Kebakaran di wilayah PT.ALM, 6 September 2015. Peta: Swandiri Institute
Kebakaran di wilayah PT.ALM, 6 September 2015. Peta: Swandiri Institute

Saat ini, perusahaan terus melengkapi sarana dan prasarana pencegahan kebakaran, ada 16 menara berbagai tipe, 10 unit gardu siaga api, dan 66 unit stop block. “Perusahaan merekrut 15 orang setiap desa yang tersebar di delapan desa sekitar kebun,” papar Achmad.
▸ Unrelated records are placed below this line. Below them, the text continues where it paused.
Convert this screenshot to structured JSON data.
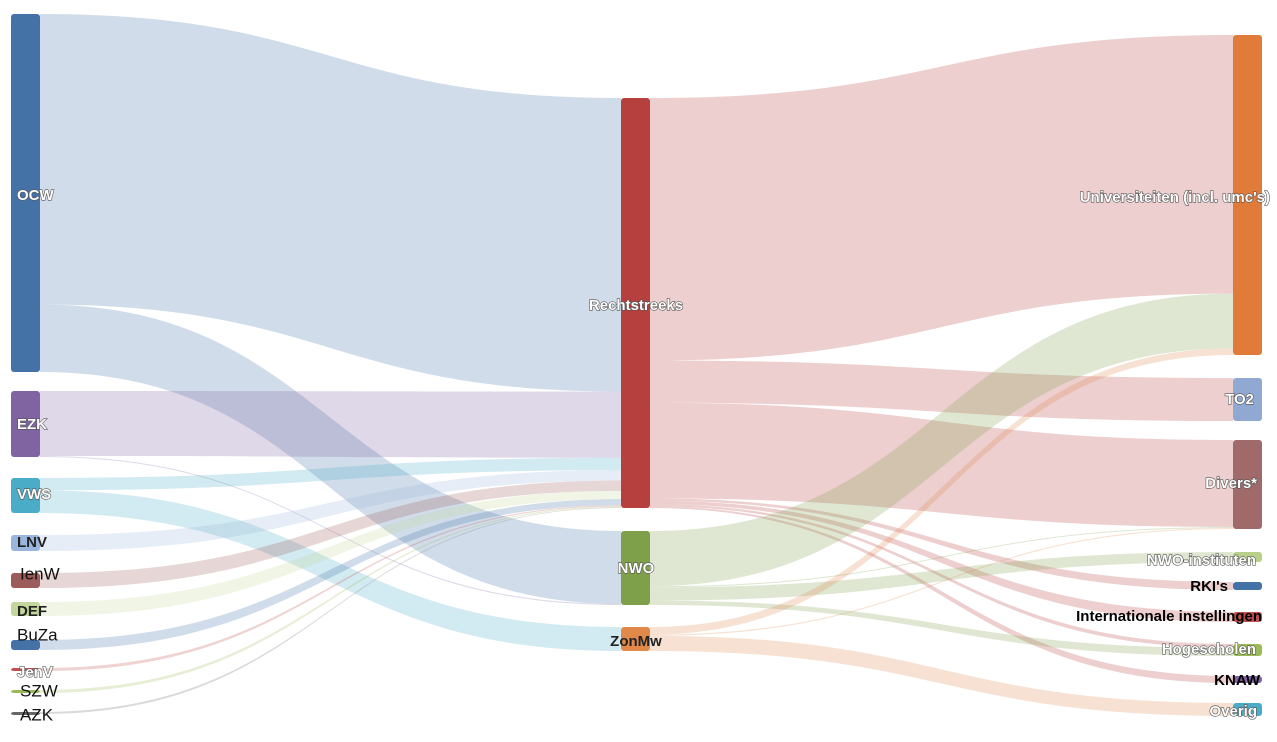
{
  "chart_data": {
    "type": "sankey",
    "nodes": [
      {
        "id": "OCW",
        "label": "OCW",
        "column": 0,
        "color": "#4472a6"
      },
      {
        "id": "EZK",
        "label": "EZK",
        "column": 0,
        "color": "#8064a2"
      },
      {
        "id": "VWS",
        "label": "VWS",
        "column": 0,
        "color": "#4aacc6"
      },
      {
        "id": "LNV",
        "label": "LNV",
        "column": 0,
        "color": "#9ab6dc"
      },
      {
        "id": "IenW",
        "label": "IenW",
        "column": 0,
        "color": "#9c5c5c"
      },
      {
        "id": "DEF",
        "label": "DEF",
        "column": 0,
        "color": "#c3d69b"
      },
      {
        "id": "BuZa",
        "label": "BuZa",
        "column": 0,
        "color": "#4472a6"
      },
      {
        "id": "JenV",
        "label": "JenV",
        "column": 0,
        "color": "#c0504d"
      },
      {
        "id": "SZW",
        "label": "SZW",
        "column": 0,
        "color": "#9bbb59"
      },
      {
        "id": "AZK",
        "label": "AZK",
        "column": 0,
        "color": "#666666"
      },
      {
        "id": "Rechtstreeks",
        "label": "Rechtstreeks",
        "column": 1,
        "color": "#b5403d"
      },
      {
        "id": "NWO",
        "label": "NWO",
        "column": 1,
        "color": "#7fa04a"
      },
      {
        "id": "ZonMw",
        "label": "ZonMw",
        "column": 1,
        "color": "#e0894a"
      },
      {
        "id": "Univ",
        "label": "Universiteiten (incl. umc's)",
        "column": 2,
        "color": "#e07b39"
      },
      {
        "id": "TO2",
        "label": "TO2",
        "column": 2,
        "color": "#8fa9d3"
      },
      {
        "id": "Divers",
        "label": "Divers*",
        "column": 2,
        "color": "#a06a6a"
      },
      {
        "id": "NWOinst",
        "label": "NWO-instituten",
        "column": 2,
        "color": "#b8d08a"
      },
      {
        "id": "RKI",
        "label": "RKI's",
        "column": 2,
        "color": "#4472a6"
      },
      {
        "id": "Intl",
        "label": "Internationale instellingen",
        "column": 2,
        "color": "#c0504d"
      },
      {
        "id": "Hoge",
        "label": "Hogescholen",
        "column": 2,
        "color": "#9bbb59"
      },
      {
        "id": "KNAW",
        "label": "KNAW",
        "column": 2,
        "color": "#8064a2"
      },
      {
        "id": "Overig",
        "label": "Overig",
        "column": 2,
        "color": "#4aacc6"
      }
    ],
    "links": [
      {
        "source": "OCW",
        "target": "Rechtstreeks",
        "value": 142
      },
      {
        "source": "OCW",
        "target": "NWO",
        "value": 33
      },
      {
        "source": "EZK",
        "target": "Rechtstreeks",
        "value": 32
      },
      {
        "source": "EZK",
        "target": "NWO",
        "value": 0.5
      },
      {
        "source": "VWS",
        "target": "Rechtstreeks",
        "value": 6
      },
      {
        "source": "VWS",
        "target": "ZonMw",
        "value": 11
      },
      {
        "source": "LNV",
        "target": "Rechtstreeks",
        "value": 5
      },
      {
        "source": "IenW",
        "target": "Rechtstreeks",
        "value": 5
      },
      {
        "source": "DEF",
        "target": "Rechtstreeks",
        "value": 4
      },
      {
        "source": "BuZa",
        "target": "Rechtstreeks",
        "value": 3
      },
      {
        "source": "JenV",
        "target": "Rechtstreeks",
        "value": 0.5
      },
      {
        "source": "SZW",
        "target": "Rechtstreeks",
        "value": 0.5
      },
      {
        "source": "AZK",
        "target": "Rechtstreeks",
        "value": 0.3
      },
      {
        "source": "Rechtstreeks",
        "target": "Univ",
        "value": 118
      },
      {
        "source": "Rechtstreeks",
        "target": "TO2",
        "value": 19
      },
      {
        "source": "Rechtstreeks",
        "target": "Divers",
        "value": 43
      },
      {
        "source": "Rechtstreeks",
        "target": "RKI",
        "value": 1
      },
      {
        "source": "Rechtstreeks",
        "target": "Intl",
        "value": 1.5
      },
      {
        "source": "Rechtstreeks",
        "target": "Hoge",
        "value": 1
      },
      {
        "source": "Rechtstreeks",
        "target": "KNAW",
        "value": 0.8
      },
      {
        "source": "NWO",
        "target": "Univ",
        "value": 25
      },
      {
        "source": "NWO",
        "target": "NWOinst",
        "value": 6
      },
      {
        "source": "NWO",
        "target": "Hoge",
        "value": 2
      },
      {
        "source": "NWO",
        "target": "Divers",
        "value": 0.5
      },
      {
        "source": "ZonMw",
        "target": "Univ",
        "value": 3
      },
      {
        "source": "ZonMw",
        "target": "Overig",
        "value": 6
      },
      {
        "source": "ZonMw",
        "target": "Divers",
        "value": 0.5
      }
    ]
  }
}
Terkait kebakaran di konsesi perusahaan, Wakil Kepala Kepolisian Daerah Kalimantan Barat, Irjen Pol Joko Iriyanto, mengatakan tiga kasus kebakaran lahan yang melibatkan korporasi, hingga saat ini masih ditangani Polda Kalbar. Koordinasi dengan Kejaksaan Tinggi untuk melengkapi perkara terus dilakukan. Terutama saksi-saksi yang memperkuat terjadinya kebakaran lahan tersebut. “Tiga perusahaan itu, PT. SKM dengan lahan yang terbakar 100 hektare, PT. KAL (30 hektare), dan PT RJKA (60 hektare).”
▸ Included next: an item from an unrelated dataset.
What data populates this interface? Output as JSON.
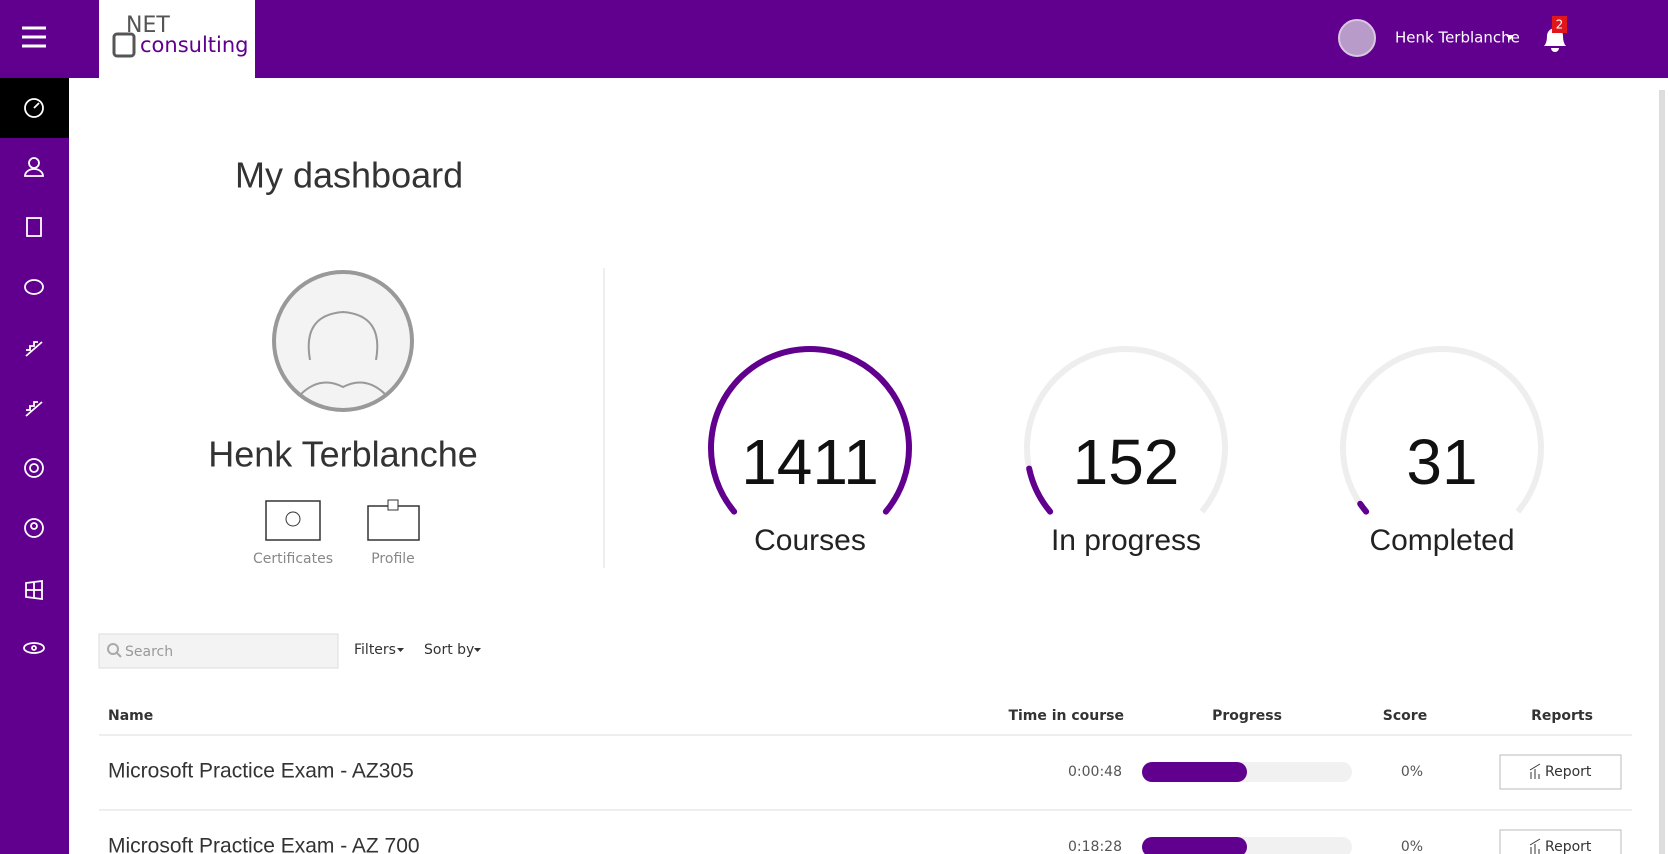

Pasca-kebakaran di wilayah PT.ALM, 10 Desember 2016. Peta: Swandiri Institute
Pasca-kebakaran di wilayah PT.ALM, 10 Desember 2016. Peta: Swandiri Institute

Selama 2015, Polda Kalbar dan jajaran telah melakukan proses penyidikan kebakaran hutan dan lahan sebanyak 35 kasus. Terdiri, 31 kasus dengan tersangka perorangan dan 4 kasus dilakukan korporasi. Satu kasus yang melibatkan korporasi, dihentikan penyidikannya. “Alasannya, lahan yang terbakar sudah ditanami sawit produktif, sehingga tidak mungkin dilakukan pembakaran dengan sengaja,” tegas Iriyanto.